- Directed by: Anne-Laure Folly
- Narrated by: Anne-Laure Folly
- Cinematography: Arlette Girardo
- Edited by: Ondine Blanchard
- Production company: Amanou Production (France)
- Release date: 1996;
- Running time: 53 minutes
- Country: Angola
- Languages: French and Portuguese with French subtitles

= Les Oubliées =

Les Oubliées (The forgotten women) is a 1996 documentary film directed by Anne-Laure Folly of Togo and shot in Angola.

==Production==

The Portuguese-language film with French subtitles was released in 1996 and runs for 53 minutes.
It takes the form of interviews with the women of Angola, including the daughter of Sarah Maldoror and Ruth Neto.
Without running water, electricity or any way to communicate, they are normally mute.

==Description==

The film is a documentary about Angola. It tells of the heavy cost of war to women. After ten years of struggle for independence, the war in Angola had continued for another twenty years. The film explores the motives of the combatants, including Cuba and South Africa's apartheid government.
In this film, Folly lets women tell their own stories.
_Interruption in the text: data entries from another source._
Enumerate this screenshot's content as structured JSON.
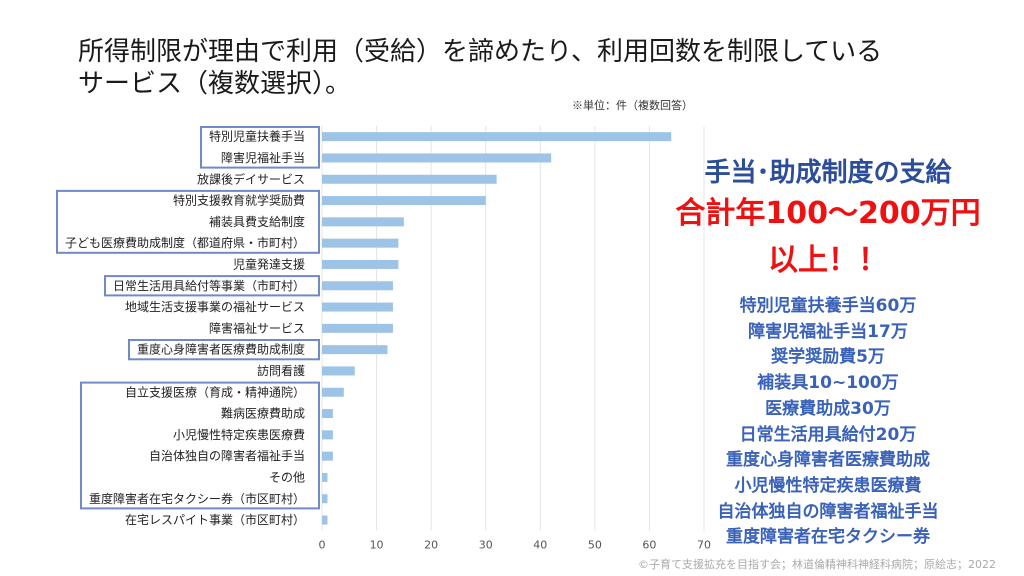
{
  "title_lines": [
    "所得制限が理由で利用（受給）を諦めたり、利用回数を制限している",
    "サービス（複数選択）。"
  ],
  "unit_note": "※単位：件（複数回答）",
  "chart_data": {
    "type": "bar",
    "orientation": "horizontal",
    "categories": [
      "特別児童扶養手当",
      "障害児福祉手当",
      "放課後デイサービス",
      "特別支援教育就学奨励費",
      "補装具費支給制度",
      "子ども医療費助成制度（都道府県・市町村）",
      "児童発達支援",
      "日常生活用具給付等事業（市町村）",
      "地域生活支援事業の福祉サービス",
      "障害福祉サービス",
      "重度心身障害者医療費助成制度",
      "訪問看護",
      "自立支援医療（育成・精神通院）",
      "難病医療費助成",
      "小児慢性特定疾患医療費",
      "自治体独自の障害者福祉手当",
      "その他",
      "重度障害者在宅タクシー券（市区町村）",
      "在宅レスパイト事業（市区町村）"
    ],
    "values": [
      64,
      42,
      32,
      30,
      15,
      14,
      14,
      13,
      13,
      13,
      12,
      6,
      4,
      2,
      2,
      2,
      1,
      1,
      1
    ],
    "xlim": [
      0,
      70
    ],
    "x_ticks": [
      "0",
      "10",
      "20",
      "30",
      "40",
      "50",
      "60",
      "70"
    ],
    "grid": true,
    "bar_color": "#9dc3e6",
    "highlight_color": "#7189c4",
    "highlight_groups": [
      [
        0,
        1
      ],
      [
        3,
        5
      ],
      [
        7,
        7
      ],
      [
        10,
        10
      ],
      [
        12,
        17
      ]
    ]
  },
  "callout": {
    "heading": "手当･助成制度の支給",
    "amount": "合計年100～200万円",
    "emphasis": "以上！！",
    "items": [
      "特別児童扶養手当60万",
      "障害児福祉手当17万",
      "奨学奨励費5万",
      "補装具10~100万",
      "医療費助成30万",
      "日常生活用具給付20万",
      "重度心身障害者医療費助成",
      "小児慢性特定疾患医療費",
      "自治体独自の障害者福祉手当",
      "重度障害者在宅タクシー券"
    ]
  },
  "footer": "©子育て支援拡充を目指す会；林道倫精神科神経科病院；原絵志；2022"
}
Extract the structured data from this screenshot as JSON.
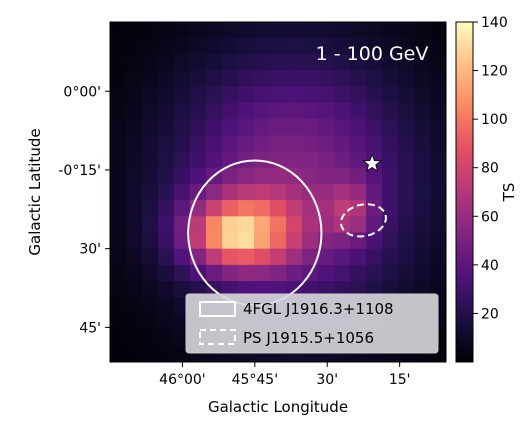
{
  "chart_data": {
    "type": "heatmap",
    "annotation": "1 - 100 GeV",
    "xlabel": "Galactic Longitude",
    "ylabel": "Galactic Latitude",
    "x_tick_labels": [
      "46°00'",
      "45°45'",
      "30'",
      "15'"
    ],
    "y_tick_labels": [
      "0°00'",
      "-0°15'",
      "30'",
      "45'"
    ],
    "x_ticks_deg": [
      46.0,
      45.75,
      45.5,
      45.25
    ],
    "y_ticks_deg": [
      0.0,
      -0.25,
      -0.5,
      -0.75
    ],
    "xlim_deg": [
      46.25,
      45.09
    ],
    "ylim_deg": [
      0.22,
      -0.86
    ],
    "colorbar": {
      "label": "TS",
      "range": [
        0,
        140
      ],
      "ticks": [
        20,
        40,
        60,
        80,
        100,
        120,
        140
      ],
      "colormap": "magma"
    },
    "grid": false,
    "legend_position": "lower-right",
    "legend": [
      {
        "label": "4FGL J1916.3+1108",
        "style": "solid-ellipse"
      },
      {
        "label": "PS J1915.5+1056",
        "style": "dashed-ellipse"
      }
    ],
    "sources": [
      {
        "name": "4FGL J1916.3+1108",
        "type": "solid-ellipse",
        "l": 45.75,
        "b": -0.45,
        "semi_major_deg": 0.23,
        "semi_minor_deg": 0.23
      },
      {
        "name": "PS J1915.5+1056",
        "type": "dashed-ellipse",
        "l": 45.375,
        "b": -0.41,
        "semi_major_deg": 0.08,
        "semi_minor_deg": 0.05
      },
      {
        "name": "star",
        "type": "star-marker",
        "l": 45.345,
        "b": -0.23
      }
    ],
    "ts_peak": {
      "l": 45.8,
      "b": -0.45,
      "ts": 138
    },
    "ts_secondary": {
      "l": 45.42,
      "b": -0.38,
      "ts": 95
    }
  }
}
She shows the women from mid- or close-range, forcing the viewer to focus on their faces rather than their bodies or surroundings, and takes the time to let them say what they have to say, giving a unique women's perspective of the conflict.
Folly participates in the film through her voice-over, giving a subjective element.
She admits that she is not familiar with Angola, and certainly is not an authority.
The film thus becomes a record of Folly's own journey of discovery.